Tanz den Walzer des 
                    Lebens, tanz 
                  AuGuS-Theater mit hervorragender "Lola 
                    Blau"  
                  Heide von Preussen 
              Es klingt so locker "Lola Blau" - ein 
                Musical für eine Schauspielerin. Und es ist gar nicht schlecht 
                gewählt für ein kleines Theater, wie es da Neu-Ulmer 
                AuGuS-Theater nun mal ist. Aber es bedeutet in der Umsetzung eine 
                große Tat, und eigentlich noch viel mehr. Ein schmaler Wandel 
                zwischen Tralala und tiefer Betroffenheit ist da angesagt, muß 
                vom Publikum bemerkt und ausgehalten werden. Denn zwischen den 
                Songs hört man Goebbels Stimme kreischen: Wollt Ihr den totalen 
                Krieg? Und das Schreien und das Klatschen und das Stiefelgetrampel 
                der Nazis (über Band eingespielt) dringt wie ein Messerstich 
                ins Herz. 
              "Lola Blau" von Georg Kreisler einst 
                für dessen Frau Topsy Küppers konzipiert, wer kennt 
                die beiden heute noch? Natürlich, sagt man: Geh'n wir Tauben 
                vergiften im Park...dann klackt es ein wenig. Aber Kreisler wie 
                Küppers gehören in den fünfziger und sechziger 
                Jahren (auch im Fernsehen) vom Kabarettistischen her zu den großen, 
                ironischen Mahnern, in eine Zeit hinein, die immer schnellebiger 
                und oberflächlicher wurde. Kreisler, mit tieftraurigem Ausdruck, 
                typische Wiener Todessehnsucht im Blick hinter der dicken Brille 
                am Klavier singend, Prosa vortragend, Lyrik beisteuernd, ebenso 
                wie seine bildschöne Frau - einst Anziehungspunkt für 
                jedermann. 
              Blauäugige Blau 
                  Nun ist Lola also in Neu-Ulm. Claudia Riese 
                    schlüpft ins Korsett der kleinen unbedeutenden jüdischen 
                    Schauspielerin, einer gänzlich unpolitischen Person, 
                    die weder was vom damaligen deutschen Zeitgeist versteht, 
                    noch überhaupt kapiert, daß sie schon längst 
                    über die Grenze sein müsste im Nazideutschland 1938, 
                    so wie ihr Onkel Paul mit Familie oder ihr geliebter Leo, 
                    den sie in Basel treffen soll, in Basel am 15. April im Hauptbahnhof. 

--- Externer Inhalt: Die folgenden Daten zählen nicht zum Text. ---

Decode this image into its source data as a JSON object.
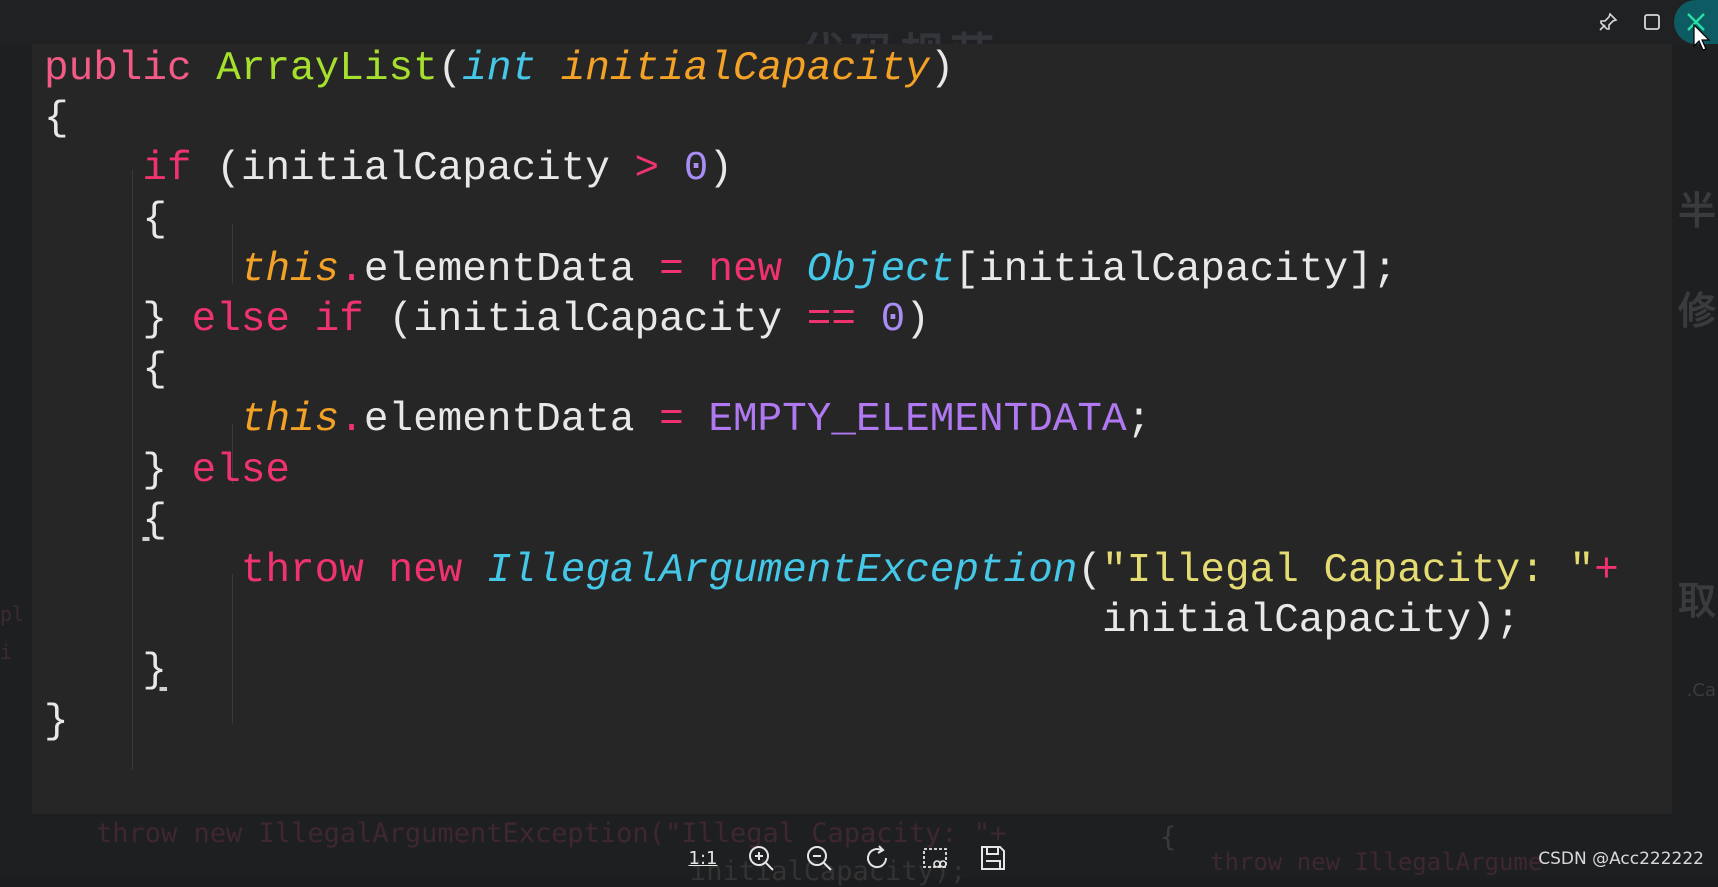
{
  "background": {
    "title_fragment": "代码规范",
    "right_fragments": [
      "半",
      "修",
      "取",
      ".Ca"
    ],
    "left_fragments": [
      "pl",
      "i"
    ],
    "ghost_code_line1": "throw new IllegalArgumentException(\"Illegal Capacity: \"+",
    "ghost_code_line2": "initialCapacity);",
    "ghost_code_line3": "throw new IllegalArgume",
    "ghost_brace": "{"
  },
  "code": {
    "lines": [
      "public ArrayList(int initialCapacity)",
      "{",
      "    if (initialCapacity > 0)",
      "    {",
      "        this.elementData = new Object[initialCapacity];",
      "    } else if (initialCapacity == 0)",
      "    {",
      "        this.elementData = EMPTY_ELEMENTDATA;",
      "    } else",
      "    {",
      "        throw new IllegalArgumentException(\"Illegal Capacity: \"+",
      "                                           initialCapacity);",
      "    }",
      "}"
    ]
  },
  "window_controls": {
    "pin_icon": "pin-icon",
    "maximize_icon": "maximize-icon",
    "close_icon": "close-icon"
  },
  "toolbar": {
    "actual_size_label": "1:1",
    "icons": [
      "zoom-in-icon",
      "zoom-out-icon",
      "rotate-icon",
      "crop-icon",
      "save-icon"
    ]
  },
  "watermark": "CSDN @Acc222222",
  "colors": {
    "keyword": "#f0336f",
    "function": "#a6e02e",
    "type": "#45c7e8",
    "parameter": "#f3a226",
    "number": "#a98df5",
    "constant": "#b079f2",
    "string": "#e5db73",
    "close_button": "#0e5c63"
  }
}
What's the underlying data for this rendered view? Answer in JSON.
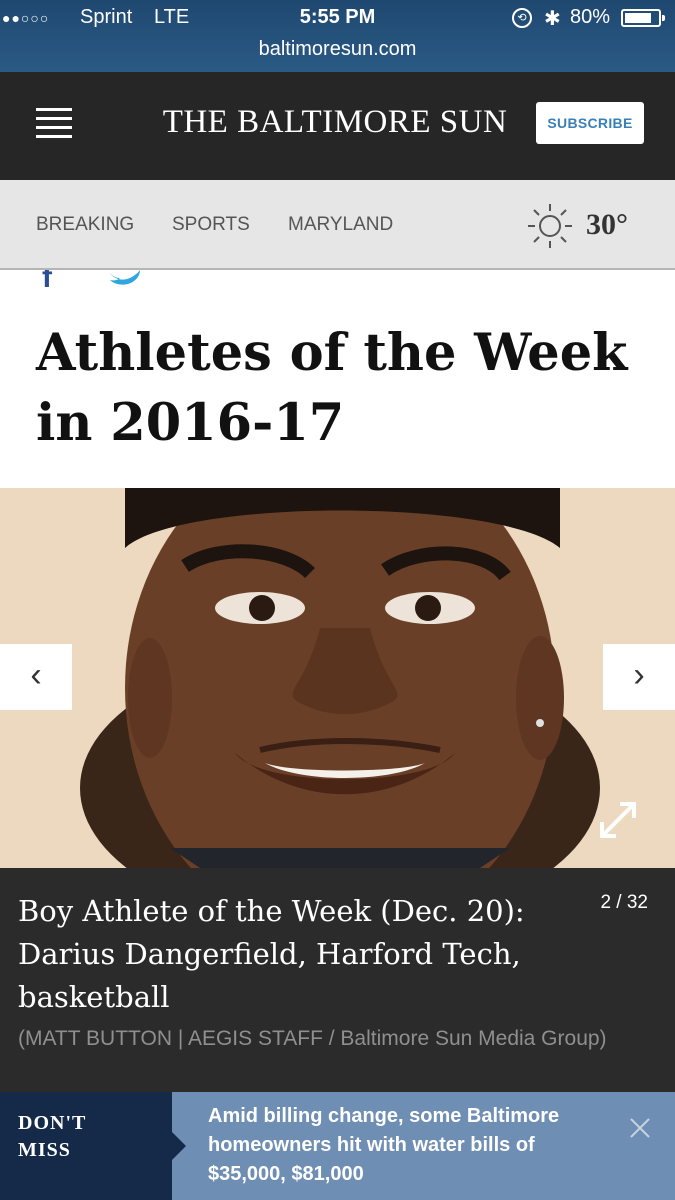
{
  "status_bar": {
    "signal": "●●○○○",
    "carrier": "Sprint",
    "network": "LTE",
    "time": "5:55 PM",
    "battery": "80%",
    "battery_level": 0.8,
    "url": "baltimoresun.com"
  },
  "header": {
    "masthead": "THE BALTIMORE SUN",
    "subscribe_label": "SUBSCRIBE"
  },
  "nav": {
    "items": [
      "BREAKING",
      "SPORTS",
      "MARYLAND"
    ],
    "weather_icon": "sun-icon",
    "temperature": "30°"
  },
  "share": {
    "icons": [
      "facebook-icon",
      "twitter-icon"
    ]
  },
  "gallery": {
    "title": "Athletes of the Week in 2016-17",
    "prev_label": "‹",
    "next_label": "›",
    "counter": "2 / 32",
    "caption": "Boy Athlete of the Week (Dec. 20): Darius Dangerfield, Harford Tech, basketball",
    "credit": "(MATT BUTTON | AEGIS STAFF / Baltimore Sun Media Group)"
  },
  "dont_miss": {
    "label_line1": "DON'T",
    "label_line2": "MISS",
    "headline": "Amid billing change, some Baltimore homeowners hit with water bills of $35,000, $81,000"
  },
  "colors": {
    "header_bg": "#262626",
    "subscribe_text": "#3a80b8",
    "nav_bg": "#e6e6e6",
    "caption_bg": "#2b2b2b",
    "dont_miss_label_bg": "#142a48",
    "dont_miss_story_bg": "#6f8eb3"
  }
}
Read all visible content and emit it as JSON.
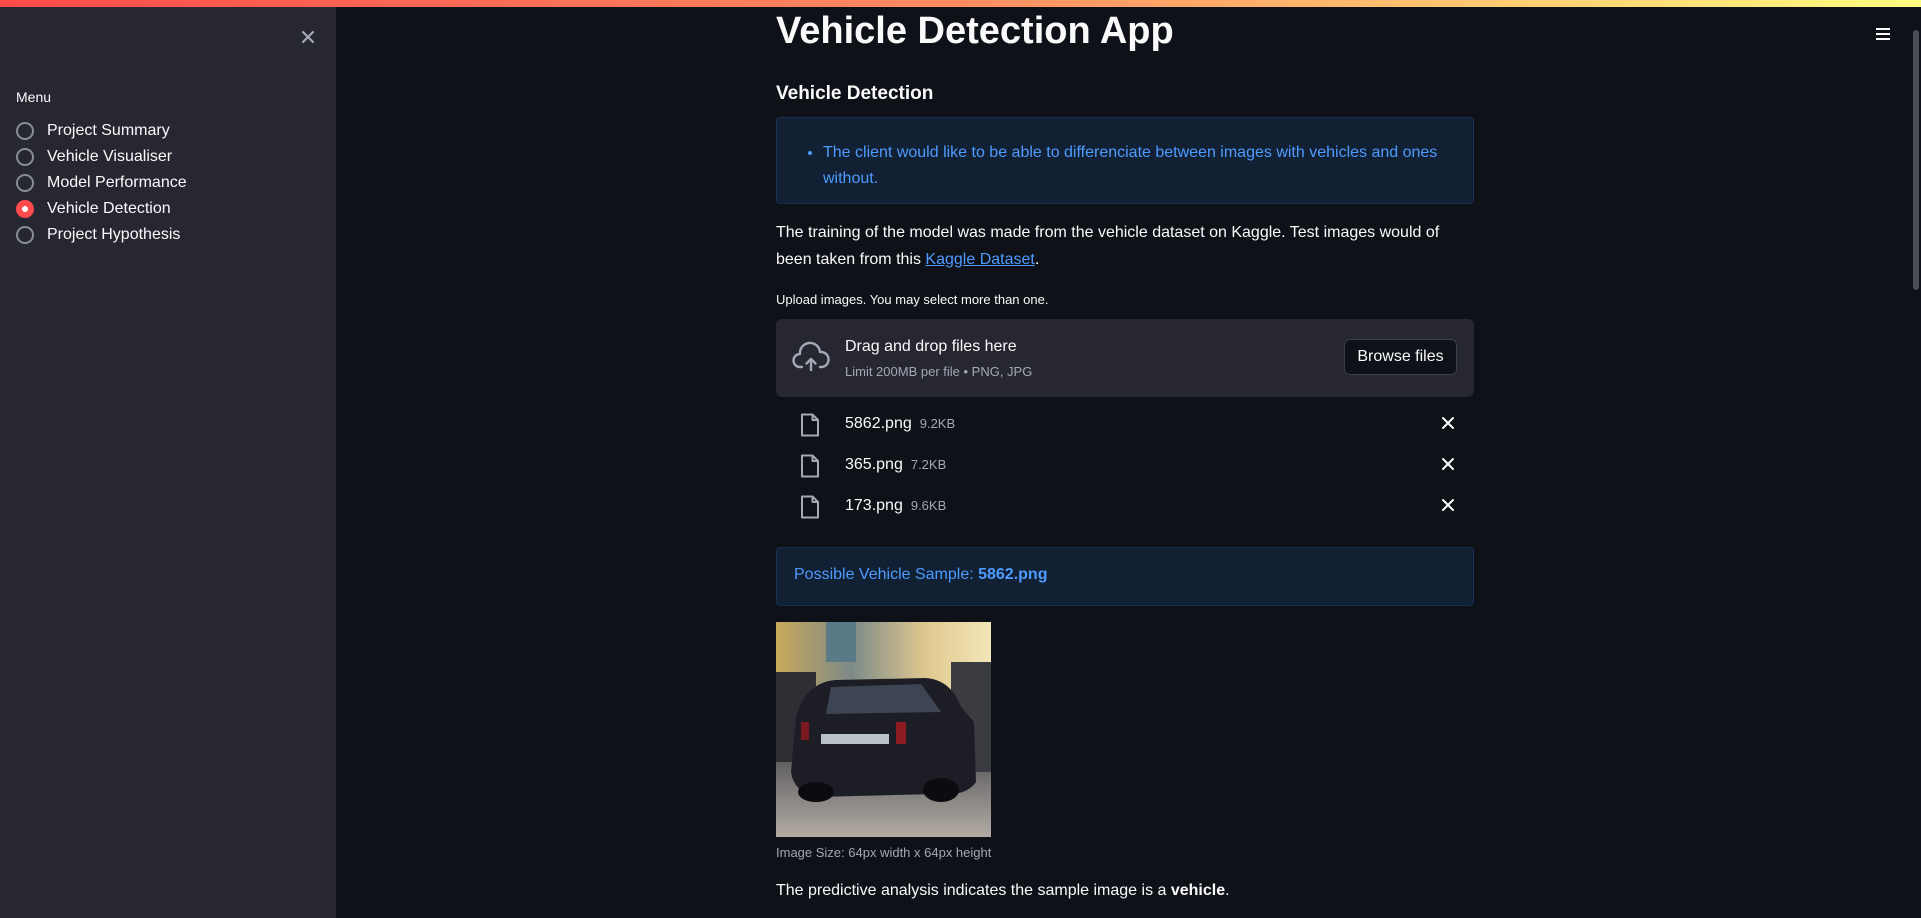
{
  "sidebar": {
    "menu_label": "Menu",
    "items": [
      {
        "label": "Project Summary",
        "selected": false
      },
      {
        "label": "Vehicle Visualiser",
        "selected": false
      },
      {
        "label": "Model Performance",
        "selected": false
      },
      {
        "label": "Vehicle Detection",
        "selected": true
      },
      {
        "label": "Project Hypothesis",
        "selected": false
      }
    ]
  },
  "main": {
    "title": "Vehicle Detection App",
    "section_title": "Vehicle Detection",
    "info_bullet": "The client would like to be able to differenciate between images with vehicles and ones without.",
    "description_prefix": "The training of the model was made from the vehicle dataset on Kaggle. Test images would of been taken from this ",
    "description_link": "Kaggle Dataset",
    "description_suffix": ".",
    "upload": {
      "label": "Upload images. You may select more than one.",
      "drop_title": "Drag and drop files here",
      "drop_subtitle": "Limit 200MB per file • PNG, JPG",
      "browse_label": "Browse files"
    },
    "files": [
      {
        "name": "5862.png",
        "size": "9.2KB"
      },
      {
        "name": "365.png",
        "size": "7.2KB"
      },
      {
        "name": "173.png",
        "size": "9.6KB"
      }
    ],
    "result": {
      "prefix": "Possible Vehicle Sample: ",
      "filename": "5862.png"
    },
    "image_caption": "Image Size: 64px width x 64px height",
    "prediction": {
      "prefix": "The predictive analysis indicates the sample image is a ",
      "label": "vehicle",
      "suffix": "."
    }
  },
  "colors": {
    "accent": "#ff4b4b",
    "info_text": "#4e9bff",
    "background": "#0e1117",
    "sidebar": "#262730"
  }
}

                    Leo kommt nicht, Lola tingelt in der Schweiz, bis sie auch 
                    dort als "unerwünscht" rausgeschmissen wird. 
                    Sie landet per Zufall in Amerika (herrlich Rieses Schrei: 
                    "Amerika, ich komme!"), aber immer noch nicht begreifend, 
                    daß die Verhältnisse nicht so sind, wie sie sein 
                    müssten (laut Menschenrechte der Genfer Konvention). 
              Das alles wird erzählt in einer Art Moritat 
                von Heinz Koch, sehr einfühlsam und teilweise auch überzeugend 
                gespielt als Jude, als strammer Deutscher und als Pförtner. 
                Im Mittelpunkt aber Lola. Claudia Riese wieder einmal in Hochform, 
                obwohl sie im Singen eigentlich mehr in der Schiene des Sprechgesangs 
                brilliert. Aber wandelbar, überzeugend, temperamentvoll und 
                mit besten Momenten, wenn sie so richtig aus sich rausgehen darf 
                als Judenjungmann in der Einlage-Nummer "Sie ist ein herrliches 
                Weib", als Marlene Dietrich, als Marilyn-Monroe- Verschnitt 
                oder als fesche Lola im Kabarett. 
              Sie ist streckenweise einfach umwerfend, diese 
                Claudia Riese als Lola Blau und schließlich kommt der Lohn 
                sogar ein bißchen lebenswert daher: Im bescheidenen Kabarett 
                in einem bescheidenen Lokal eines bescheidenen Wiener Bezirks 
                nach 1945 findet diese Lola endlich zu dem, was sie so lange weggeschoben 
                hat: Sie denkt politisch, verquickt's ironisch kabarettistisch, 
                und wenn der kleine Herr Schmidt sie mit der Rose um Verzeihung 
                bitten will, nimmt sie's nach der Vorstellung unten im Foyer auch 
                an. Aber: Leo ist dabei (er hat das KZ überlebt).